A private system passes those tests, but instead of doing the responsible thing and raising the alarm, the company just treats it like a normal release and sells it. (and the die is rolled and we live or we don’t.)
Or crises in the deployment of AI that reinforce the “AI as tool” frame so deeply that it becomes harder to discuss preparations for AI as independent agents:
Automated invasion: a country is successfully invaded, disarmed, controlled and reshaped with almost entirely automated systems, minimal human presence from the invading side. Probable in gaza or taiwan.
It’s hard to imagine a useful policy response to this. I can only imagine this leading to reactions like “Wow. So dystopian and oppressive. They Should Not have done that and we should write them some sternly worded letters at the UN. Also let’s build stronger AI weapons so that they can’t do that to us.”
A terrorist attack or a targeted assassination using lethal autonomous weapons.
I expect this to just be treated as if it’s just a new kind of bomb.
I think there’s at least one missing one, “You wake up one morning and find out that a private equity firm has bought up a company everyone knows the name of, fired 90% of the workers, and says they can replace them with AI.”
Mm, scenario where mass unemployment can be framed as a discrete event with a name and a face.
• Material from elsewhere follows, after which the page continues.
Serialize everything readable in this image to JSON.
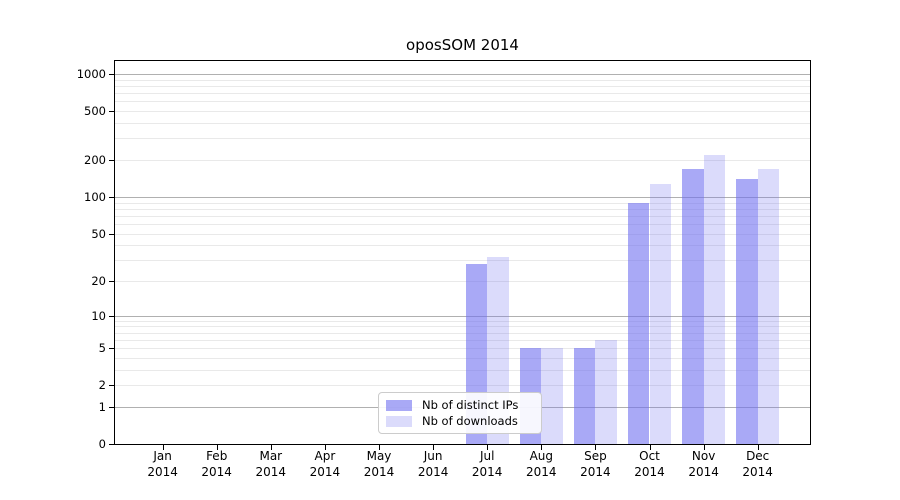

I guess I think it’s just as likely there isn’t an event, human-run businesses die off, new businesses arise, none of them outwardly emphasise their automation levels, the press can’t turn it into a scary story because automation and foreclosures are nothing fundamentally new (only in quantity, but you can’t photograph a quantity), the public become complicit by buying their cheaper higher quality goods and services so appetite for public discussion remains low.
I think something doesn’t need to be fundamentally new for the press to turn it into a scary story, e.g. news reports about crime or environmental devastation being on the rise have scared a lot of people quite a bit. You can’t photograph a quantity but you can photograph individuals affected by a thing and make it feel common by repeatedly running stories of different individuals affected.
I agree that mass unemployment may spark policy change, but why do you see that change as being relevant to misalignment vs. specific to automation?